KAPAKLI ZİBİL TENEKESİ İLE FİLİT POMPASI ŞARTI

Bizim kuşak bazen geriye doğru baktığında yaşam koşullarındaki değişiklikler karşısında adeta şaşkına dönüyor.
Nasıl estiyse, aklıma filit pompası ile kapaklı zibil tenekesi düştü. Bakkalların, lokantaların mutlaka bulundurması gereken temel gereçlerin başındaydı bunlar. Belediye zabıta memurları, gıda maddeleri üreticileri ile bakkalları birer birer dolaşır, filit pompası ile kapaklı zibil tenekesinin mevcudiyetini kontrol ederdi. Bu arada pompaya dökülecek kimyasal ve zibili toplayacak kürek de mutlaka gösterilmeliydi zabıtaya.
TENEKE-ZİBİL
Yazıp duruyorum da, acaba yeni kuşaklar zibilin ve zibil tenekesinin ne olduğunu bilir mi? Ne olur, ne olmaz azıcık bunlardan bahsedeyim.

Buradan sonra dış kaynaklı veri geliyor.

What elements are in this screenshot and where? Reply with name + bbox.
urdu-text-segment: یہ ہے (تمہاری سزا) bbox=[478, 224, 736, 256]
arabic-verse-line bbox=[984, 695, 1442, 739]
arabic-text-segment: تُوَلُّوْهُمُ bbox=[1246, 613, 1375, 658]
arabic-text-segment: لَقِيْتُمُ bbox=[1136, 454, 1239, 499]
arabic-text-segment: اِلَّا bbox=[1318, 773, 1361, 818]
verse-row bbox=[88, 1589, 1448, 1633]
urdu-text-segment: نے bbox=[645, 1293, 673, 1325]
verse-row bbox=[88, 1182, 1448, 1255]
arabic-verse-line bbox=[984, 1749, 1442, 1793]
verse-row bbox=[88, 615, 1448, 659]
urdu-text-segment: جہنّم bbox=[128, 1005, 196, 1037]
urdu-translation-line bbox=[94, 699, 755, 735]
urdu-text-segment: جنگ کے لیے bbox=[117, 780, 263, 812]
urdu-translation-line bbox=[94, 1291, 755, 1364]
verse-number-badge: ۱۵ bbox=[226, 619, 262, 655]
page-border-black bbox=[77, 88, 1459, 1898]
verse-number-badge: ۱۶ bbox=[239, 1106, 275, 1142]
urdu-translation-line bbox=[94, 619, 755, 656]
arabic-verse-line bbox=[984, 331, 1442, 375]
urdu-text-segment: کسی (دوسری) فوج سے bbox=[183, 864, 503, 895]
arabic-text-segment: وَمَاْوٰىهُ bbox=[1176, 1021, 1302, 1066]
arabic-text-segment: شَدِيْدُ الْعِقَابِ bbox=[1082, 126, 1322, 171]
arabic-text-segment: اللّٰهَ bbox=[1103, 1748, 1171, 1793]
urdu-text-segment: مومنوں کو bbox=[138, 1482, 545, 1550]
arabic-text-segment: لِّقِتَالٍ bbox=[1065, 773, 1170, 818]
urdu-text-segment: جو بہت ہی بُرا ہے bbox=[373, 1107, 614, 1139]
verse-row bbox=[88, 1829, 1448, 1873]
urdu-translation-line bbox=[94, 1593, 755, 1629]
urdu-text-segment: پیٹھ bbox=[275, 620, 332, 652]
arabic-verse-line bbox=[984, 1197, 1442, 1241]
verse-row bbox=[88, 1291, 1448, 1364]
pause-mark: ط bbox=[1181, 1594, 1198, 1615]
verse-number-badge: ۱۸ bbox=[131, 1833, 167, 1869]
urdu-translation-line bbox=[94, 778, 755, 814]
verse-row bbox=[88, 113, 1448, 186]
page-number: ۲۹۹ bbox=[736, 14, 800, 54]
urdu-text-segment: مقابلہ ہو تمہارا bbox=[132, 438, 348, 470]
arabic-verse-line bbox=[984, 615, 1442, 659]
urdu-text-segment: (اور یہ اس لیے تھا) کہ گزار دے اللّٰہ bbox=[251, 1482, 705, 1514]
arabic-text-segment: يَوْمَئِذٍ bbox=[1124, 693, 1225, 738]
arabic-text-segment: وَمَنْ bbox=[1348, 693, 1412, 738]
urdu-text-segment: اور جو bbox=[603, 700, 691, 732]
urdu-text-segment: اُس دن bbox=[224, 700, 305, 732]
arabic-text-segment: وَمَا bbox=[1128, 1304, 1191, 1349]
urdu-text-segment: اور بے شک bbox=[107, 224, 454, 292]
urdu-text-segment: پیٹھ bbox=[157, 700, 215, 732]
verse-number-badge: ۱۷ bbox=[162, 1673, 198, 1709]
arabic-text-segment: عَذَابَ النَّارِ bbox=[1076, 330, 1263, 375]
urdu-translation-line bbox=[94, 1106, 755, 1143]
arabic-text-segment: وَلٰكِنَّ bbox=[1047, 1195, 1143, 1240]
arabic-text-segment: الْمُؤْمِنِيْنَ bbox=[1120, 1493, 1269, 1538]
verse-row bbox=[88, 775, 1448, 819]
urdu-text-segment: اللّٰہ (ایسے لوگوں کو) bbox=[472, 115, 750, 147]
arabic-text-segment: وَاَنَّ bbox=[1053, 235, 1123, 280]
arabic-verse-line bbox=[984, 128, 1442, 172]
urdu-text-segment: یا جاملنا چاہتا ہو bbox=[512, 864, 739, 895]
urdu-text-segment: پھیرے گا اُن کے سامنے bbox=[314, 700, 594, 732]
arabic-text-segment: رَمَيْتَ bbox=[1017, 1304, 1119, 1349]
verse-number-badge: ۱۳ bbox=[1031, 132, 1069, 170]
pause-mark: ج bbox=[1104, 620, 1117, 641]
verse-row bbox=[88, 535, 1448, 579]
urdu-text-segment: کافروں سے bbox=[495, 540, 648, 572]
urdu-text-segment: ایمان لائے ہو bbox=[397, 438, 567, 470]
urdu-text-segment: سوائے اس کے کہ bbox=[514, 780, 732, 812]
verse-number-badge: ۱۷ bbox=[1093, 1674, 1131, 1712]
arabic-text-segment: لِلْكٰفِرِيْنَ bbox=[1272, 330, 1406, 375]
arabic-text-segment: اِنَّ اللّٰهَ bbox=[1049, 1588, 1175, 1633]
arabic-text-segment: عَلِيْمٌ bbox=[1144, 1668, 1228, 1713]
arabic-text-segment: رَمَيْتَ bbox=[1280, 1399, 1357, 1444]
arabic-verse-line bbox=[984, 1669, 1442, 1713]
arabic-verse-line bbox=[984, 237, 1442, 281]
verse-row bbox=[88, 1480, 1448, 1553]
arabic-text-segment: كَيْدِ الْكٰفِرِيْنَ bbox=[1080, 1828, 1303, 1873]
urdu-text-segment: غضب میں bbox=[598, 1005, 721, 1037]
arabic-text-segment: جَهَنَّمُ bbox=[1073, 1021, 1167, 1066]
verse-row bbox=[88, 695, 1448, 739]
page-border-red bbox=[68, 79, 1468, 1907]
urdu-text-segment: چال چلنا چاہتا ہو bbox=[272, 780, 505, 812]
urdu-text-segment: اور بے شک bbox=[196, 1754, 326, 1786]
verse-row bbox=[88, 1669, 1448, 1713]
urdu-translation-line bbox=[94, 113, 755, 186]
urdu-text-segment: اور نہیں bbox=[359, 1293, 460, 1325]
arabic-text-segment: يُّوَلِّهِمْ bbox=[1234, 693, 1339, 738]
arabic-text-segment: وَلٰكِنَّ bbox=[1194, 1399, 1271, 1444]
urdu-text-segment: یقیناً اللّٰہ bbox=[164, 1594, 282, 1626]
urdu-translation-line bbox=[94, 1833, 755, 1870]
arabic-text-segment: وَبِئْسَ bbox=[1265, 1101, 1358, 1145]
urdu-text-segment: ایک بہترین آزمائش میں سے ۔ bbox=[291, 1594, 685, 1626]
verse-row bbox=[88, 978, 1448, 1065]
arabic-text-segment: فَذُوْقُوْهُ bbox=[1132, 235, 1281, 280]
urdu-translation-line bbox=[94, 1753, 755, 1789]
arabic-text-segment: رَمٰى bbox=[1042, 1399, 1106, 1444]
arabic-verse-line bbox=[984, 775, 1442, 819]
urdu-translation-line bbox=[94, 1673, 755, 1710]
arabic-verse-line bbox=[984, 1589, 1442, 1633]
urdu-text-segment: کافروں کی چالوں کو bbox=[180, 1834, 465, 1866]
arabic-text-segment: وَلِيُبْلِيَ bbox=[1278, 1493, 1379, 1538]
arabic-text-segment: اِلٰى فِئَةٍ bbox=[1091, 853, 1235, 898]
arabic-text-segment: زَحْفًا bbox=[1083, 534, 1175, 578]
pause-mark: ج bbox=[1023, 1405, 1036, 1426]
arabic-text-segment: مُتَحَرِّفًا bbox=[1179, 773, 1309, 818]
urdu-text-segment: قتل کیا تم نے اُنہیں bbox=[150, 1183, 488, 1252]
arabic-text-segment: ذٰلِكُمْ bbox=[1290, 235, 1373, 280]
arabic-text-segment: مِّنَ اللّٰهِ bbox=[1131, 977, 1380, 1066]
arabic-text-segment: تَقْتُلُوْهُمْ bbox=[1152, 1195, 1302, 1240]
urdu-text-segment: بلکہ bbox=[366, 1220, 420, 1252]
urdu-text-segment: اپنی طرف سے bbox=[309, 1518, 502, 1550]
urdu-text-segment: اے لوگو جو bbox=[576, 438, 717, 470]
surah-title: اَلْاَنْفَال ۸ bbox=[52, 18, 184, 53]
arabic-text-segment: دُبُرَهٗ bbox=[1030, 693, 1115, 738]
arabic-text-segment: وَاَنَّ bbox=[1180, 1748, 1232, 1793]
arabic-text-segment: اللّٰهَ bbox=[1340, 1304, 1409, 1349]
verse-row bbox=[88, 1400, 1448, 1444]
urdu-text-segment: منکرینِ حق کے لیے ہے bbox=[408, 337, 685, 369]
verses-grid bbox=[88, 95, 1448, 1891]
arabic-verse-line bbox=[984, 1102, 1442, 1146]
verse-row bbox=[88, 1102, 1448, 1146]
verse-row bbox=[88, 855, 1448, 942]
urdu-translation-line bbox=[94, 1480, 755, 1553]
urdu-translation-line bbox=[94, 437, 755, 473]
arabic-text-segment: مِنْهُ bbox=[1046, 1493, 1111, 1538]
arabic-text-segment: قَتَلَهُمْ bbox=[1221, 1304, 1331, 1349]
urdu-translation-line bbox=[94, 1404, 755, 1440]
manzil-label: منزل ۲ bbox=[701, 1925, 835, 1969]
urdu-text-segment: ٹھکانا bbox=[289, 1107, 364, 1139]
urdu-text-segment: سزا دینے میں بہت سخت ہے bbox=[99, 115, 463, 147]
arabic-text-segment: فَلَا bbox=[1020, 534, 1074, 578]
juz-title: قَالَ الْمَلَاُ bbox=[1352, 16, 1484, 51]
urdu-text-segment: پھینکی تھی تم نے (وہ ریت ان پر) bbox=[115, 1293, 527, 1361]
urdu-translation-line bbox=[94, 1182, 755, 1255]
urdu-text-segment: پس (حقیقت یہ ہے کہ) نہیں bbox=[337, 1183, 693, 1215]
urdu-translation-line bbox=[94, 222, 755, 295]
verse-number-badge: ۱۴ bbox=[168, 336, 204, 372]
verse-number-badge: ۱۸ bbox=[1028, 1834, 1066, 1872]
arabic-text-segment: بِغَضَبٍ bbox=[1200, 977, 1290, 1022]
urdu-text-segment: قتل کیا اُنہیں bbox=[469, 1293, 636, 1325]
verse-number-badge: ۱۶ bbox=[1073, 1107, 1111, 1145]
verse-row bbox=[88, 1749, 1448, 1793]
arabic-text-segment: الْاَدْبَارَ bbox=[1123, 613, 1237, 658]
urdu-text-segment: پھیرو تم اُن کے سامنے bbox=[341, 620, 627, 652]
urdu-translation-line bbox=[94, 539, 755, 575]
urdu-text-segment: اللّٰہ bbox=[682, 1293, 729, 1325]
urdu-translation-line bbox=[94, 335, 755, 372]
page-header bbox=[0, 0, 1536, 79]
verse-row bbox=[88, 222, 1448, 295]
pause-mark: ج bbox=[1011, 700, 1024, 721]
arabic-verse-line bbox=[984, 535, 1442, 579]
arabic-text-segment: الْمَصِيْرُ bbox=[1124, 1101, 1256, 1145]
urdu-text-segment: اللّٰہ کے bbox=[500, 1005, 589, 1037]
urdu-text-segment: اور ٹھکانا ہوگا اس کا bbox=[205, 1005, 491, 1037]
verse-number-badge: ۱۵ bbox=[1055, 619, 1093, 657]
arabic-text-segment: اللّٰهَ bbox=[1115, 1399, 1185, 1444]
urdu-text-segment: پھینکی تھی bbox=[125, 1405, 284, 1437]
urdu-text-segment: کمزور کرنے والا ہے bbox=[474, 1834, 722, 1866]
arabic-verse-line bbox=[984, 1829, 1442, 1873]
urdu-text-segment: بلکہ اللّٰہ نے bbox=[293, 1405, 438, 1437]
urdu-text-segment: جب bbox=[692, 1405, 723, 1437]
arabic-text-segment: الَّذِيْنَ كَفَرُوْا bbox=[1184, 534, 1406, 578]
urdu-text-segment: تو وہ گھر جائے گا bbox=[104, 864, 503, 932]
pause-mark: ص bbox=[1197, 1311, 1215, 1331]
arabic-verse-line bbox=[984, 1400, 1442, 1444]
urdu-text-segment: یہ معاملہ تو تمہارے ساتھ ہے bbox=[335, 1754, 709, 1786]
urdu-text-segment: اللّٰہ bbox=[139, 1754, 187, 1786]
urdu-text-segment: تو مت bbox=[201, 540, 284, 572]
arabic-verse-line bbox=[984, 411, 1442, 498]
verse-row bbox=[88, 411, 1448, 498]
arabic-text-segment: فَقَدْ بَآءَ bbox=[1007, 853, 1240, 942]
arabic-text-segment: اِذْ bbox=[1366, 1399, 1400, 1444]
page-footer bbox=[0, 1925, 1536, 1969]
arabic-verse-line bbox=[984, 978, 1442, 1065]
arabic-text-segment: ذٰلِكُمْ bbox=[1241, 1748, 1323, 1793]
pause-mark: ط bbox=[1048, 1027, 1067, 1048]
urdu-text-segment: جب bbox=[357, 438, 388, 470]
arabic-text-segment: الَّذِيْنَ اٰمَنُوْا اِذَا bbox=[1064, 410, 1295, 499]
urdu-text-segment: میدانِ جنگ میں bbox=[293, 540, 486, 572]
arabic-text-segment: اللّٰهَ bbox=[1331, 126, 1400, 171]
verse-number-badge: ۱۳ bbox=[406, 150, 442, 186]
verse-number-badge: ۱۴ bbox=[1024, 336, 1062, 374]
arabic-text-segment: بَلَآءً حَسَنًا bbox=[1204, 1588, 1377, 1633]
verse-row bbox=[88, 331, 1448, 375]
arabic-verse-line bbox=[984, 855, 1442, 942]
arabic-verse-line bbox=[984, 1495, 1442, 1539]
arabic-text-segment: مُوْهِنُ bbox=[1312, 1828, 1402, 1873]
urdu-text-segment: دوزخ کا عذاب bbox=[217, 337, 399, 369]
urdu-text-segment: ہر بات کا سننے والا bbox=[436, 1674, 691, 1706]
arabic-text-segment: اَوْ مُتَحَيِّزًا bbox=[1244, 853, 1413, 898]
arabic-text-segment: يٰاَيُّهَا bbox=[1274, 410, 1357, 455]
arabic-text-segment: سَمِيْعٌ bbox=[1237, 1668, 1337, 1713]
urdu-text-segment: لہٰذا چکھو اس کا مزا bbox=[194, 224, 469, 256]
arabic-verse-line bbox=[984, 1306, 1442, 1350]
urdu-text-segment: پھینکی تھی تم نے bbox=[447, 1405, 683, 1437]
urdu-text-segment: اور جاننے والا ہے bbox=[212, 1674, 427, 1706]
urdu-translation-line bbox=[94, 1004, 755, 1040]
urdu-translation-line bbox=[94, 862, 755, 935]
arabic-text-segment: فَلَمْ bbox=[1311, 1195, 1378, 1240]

Teneke, ince, kalaylı sacdan yapılmış 20 litrelik sıvı veya yarı akışkan kabına verdiğimiz ad. Eskiden, ithal edilen gazyağının önemli bir kısmı böyle tenekelerle gelirdi. Ayrıca, sıvı olsun, katı olsun, yağlar da daha çok bu tip tenekeler içinde piyasaya verilirdi. Yağ alıcıları, evden getirdikleri şişe veya kabı satıcıya teslim eder, satıcı da kabın darasını aldıktan sonra istenilen miktarı tartıp verirdi. Trakya’dan gelen peynirler de, adını ambalajdan alır, “Teneke peyniri” olarak bilinirdi.
Birkaç teneke toplayıcısı bakkalları gezip boşları alır ve son tüketicilere ulaştırarak ekmek parasını çıkarabilirdi. Son tüketici, tenekeyi tamamen açarak sac olarak avlu duvarı veya çatı kaplama şeklinde değerlendirirken, meraklıları da avluyu tenekelerde yetiştirdikleri cinsi cins çiçeklerle süslerdi. Annem, çamaşırda kullanacağı suyu, dibinde odun külü olan tenekelerde biriktirirken, “Daha iyi köpürüyor” derdi. Sonradan öğrendik, küllü su bilimsel olarak da olumlu değişime uğruyormuş. Hepsi bir yana, teneke, evlerde ve işyerlerinde en çok kullanılan çöp kutusuydu.
Zibili’i tariife gerek yok. Bugün çöp olarak bildiğimiz evsel atıkların tamamına zibil derdik. İçtenlikle söylüyorum, çöp kutusunu okula gittiğimde duyup öğrendim. O da, tenekeden değil, tahtadan yapılmıştı.
HEDEF: SİNEKLER
İşyerlerinde sinekle mücadelenin temel silâhıydı filit pompaları. Vesikalık bir fotoğrafını buldum ve buraya alıyorum. Yaklaşık değerlerle anlatmaya çalışayım; yedi-sekiz santim çapında, 12-15 santim boyunda tenekeden yapılmış, bir tarafı kapaklı silindir ve bu sindire hava üfleyen, yine tenekeden yapılmış 35-40 santim boyumda silindirik pompa düzeneği. Pompalayınca, silindir depodaki kimyasal zerrecikler şeklinde püskürtülerek sineklerden belli zaman için kurtulmak mümkün olabilirdi. Haa, sonradan birileri pişmiş aşa su katarak, “O sıvı var ya o sıvı, sineğin vereceği zarardan çok fazlasını veriyor” demeye başladı. Ardından hazır fısfıslar ve paketlenmiş gıdalar ortaya çıktı. Bakkallar marketleşerek kapalı mekânlarda iş görünce zaten sinek kontrolü kolaylaşmıştı.
GRAMLA SATIŞ
Yıllardır açık gıda satışı yapılmadı. Ne yazık ki, koşullar öyle getirdi ve artık bazı aileler, tıpkı çocukluğumuzdaki gibi, yağını, pirincini mahalle bakkalından gramla almak zorunda. Aradaki fark şu; eskiden en az 500 gramlık alışveriş yapılırken, şimdi kaşık hesabına kadar inmiş. Devletimiz ekonomik koşulları iyileştirmeye çalışıyor. Biz de can u gönülden “İnşallah!..” diyoruz.